Carrolton, LA Steamer ANGLO NORMAN Explodes, Dec 1850

Explosion of the Anglo Norman Dec 1850

From the N. O. Crescent, of the 14th.

New Orleans has again been visited by one of those terrible steamboat explosions which so frequently occurs on the river -- and a general gloom pervades the city. The new low-pressure ANGLO NORMAN, built entirely in New Orleans, under the superintendence of her commander, Capt. REINHARDT, and recently placed in the trade, left our wharf about 12 o'clock on a pleasure excursion up the river, with a large party of invited guests on board. Among them were a number of our principal citizens and ship owners, and several gentlemen from the North. Including the crew, there were supposed to be about one hundred persons on board. The boat proceeded up the river some thirty or forty miles, and then turned again towards the city.
At a little past 2 o'clock, dinner was announced. At a little past 3 o'clock the immense boiler exploded with a terrific report, carrying away the whole of the boiler deck, and enveloping every thing forward with steam. All the upper works forward of the main gangway were completely demolished. The cabin floor was raised up, and the upper part of the starboard wheelhouse blown off. Those who were standing on deck were blown in the air, together with fragments of the wreck, in all directions, and precipitated into the river. The sight is represented by those who escaped unhurt to have been horrible. The explosion took place at 9 mile point, a short distance above Carrolton. Fortunately the steamer Naniope was near at hand, on her way up the river.
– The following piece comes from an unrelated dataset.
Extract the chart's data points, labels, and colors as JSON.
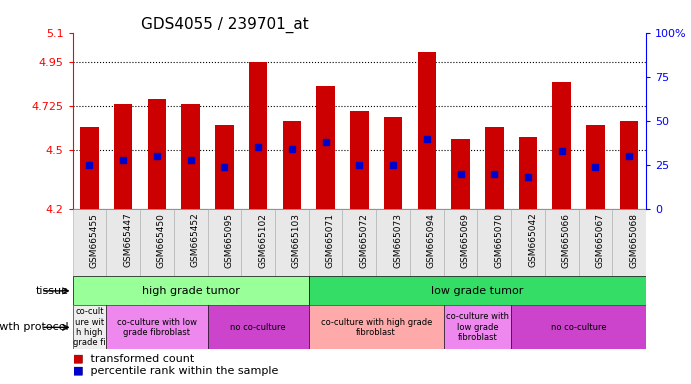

Her captain immediately rounded to and came alongside the A. N. Himself as well as his officers did all in their power to rescue those who were in the water, and alleviate the sufferings of those who were on board.
The wounded passengers, with one or two exceptions, were taken on the "Naniope," and brought to this city. The Job boat Creole, soon arrived, took the wreck in tow, and brought her down with the remainder of the passengers to the U. S. Marine Hospital, where such of the officers and crew as were injured were immediately taken. The NORMAN was made fast at this place and the passengers came over to town in the ferry boat. The confusion, excitement and numerous rumors consequent on such a catastrophe, it is impossible to obtain all the particulars, and we are unable to say how many lives are lost. Several persons are missing, who may have been picked up and taken ashore by skiff, where the explosion took place.
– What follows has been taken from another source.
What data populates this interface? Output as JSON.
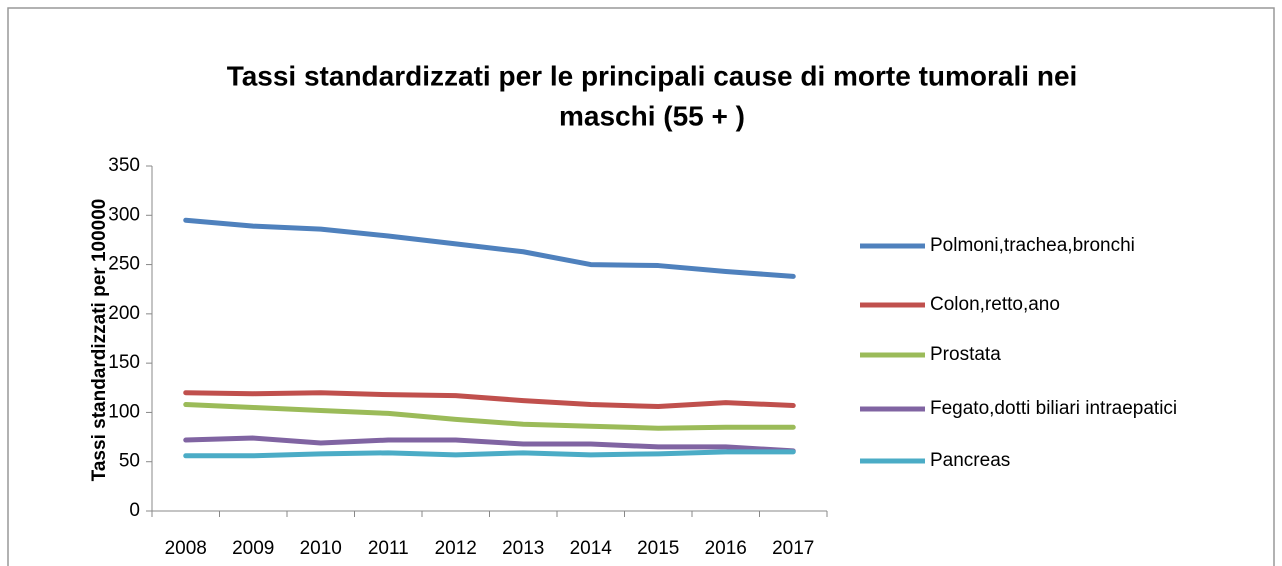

But it is painfully certain that many who were on board will never be found. Among the missing and supposed to have been killed, as he was seen going into the air, amidst fragments of the deck is MR. JAMES BEELE, one of our oldest and most enterprising citizens. His lady, on board together with her two children, escaped safe.
The Ladies who were on board escaped without injury, as also Capt. REINHARDT.
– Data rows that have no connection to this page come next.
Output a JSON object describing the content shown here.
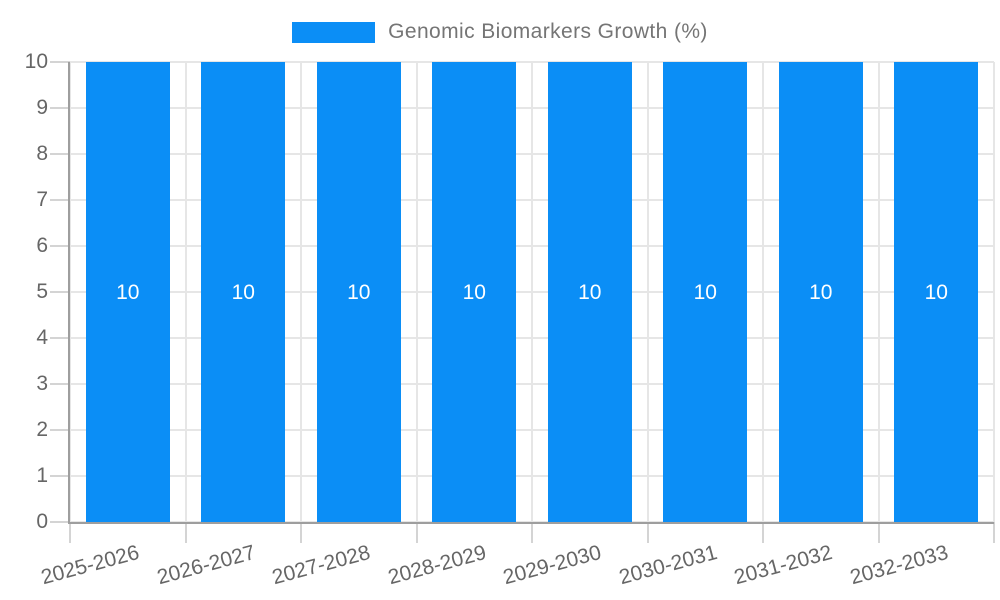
{
  "chart_data": {
    "type": "bar",
    "title": "Genomic Biomarkers Growth (%)",
    "categories": [
      "2025-2026",
      "2026-2027",
      "2027-2028",
      "2028-2029",
      "2029-2030",
      "2030-2031",
      "2031-2032",
      "2032-2033"
    ],
    "values": [
      10,
      10,
      10,
      10,
      10,
      10,
      10,
      10
    ],
    "bar_value_labels": [
      "10",
      "10",
      "10",
      "10",
      "10",
      "10",
      "10",
      "10"
    ],
    "xlabel": "",
    "ylabel": "",
    "ylim": [
      0,
      10
    ],
    "ytick_step": 1,
    "ytick_labels": [
      "0",
      "1",
      "2",
      "3",
      "4",
      "5",
      "6",
      "7",
      "8",
      "9",
      "10"
    ],
    "grid": true,
    "legend_position": "top",
    "bar_color": "#0b8ef6",
    "bar_label_color": "#ffffff",
    "grid_color": "#e6e6e6",
    "tick_color": "#d4d4d4",
    "axis_color": "#9e9e9e",
    "label_color": "#666666",
    "legend_text_color": "#757575",
    "background_color": "#ffffff"
  }
}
The cause of the explosion, appears as yet, to be involved in mystery. We were informed that but about five minutes before the explosion, there were only 23 inches of steam on, and the boiler was calculated to sustain a much greater pressure. We have heard no opinion expressed on the subject, but we presume the matter will be investigated, as there is a large number of practical engineers on board at the time of the explosion.

Liberty Weekly Tribune Missouri 1851-01-03
(Transcriber's Note: I was able to find a total of 100 dead in this disaster, in other sections.)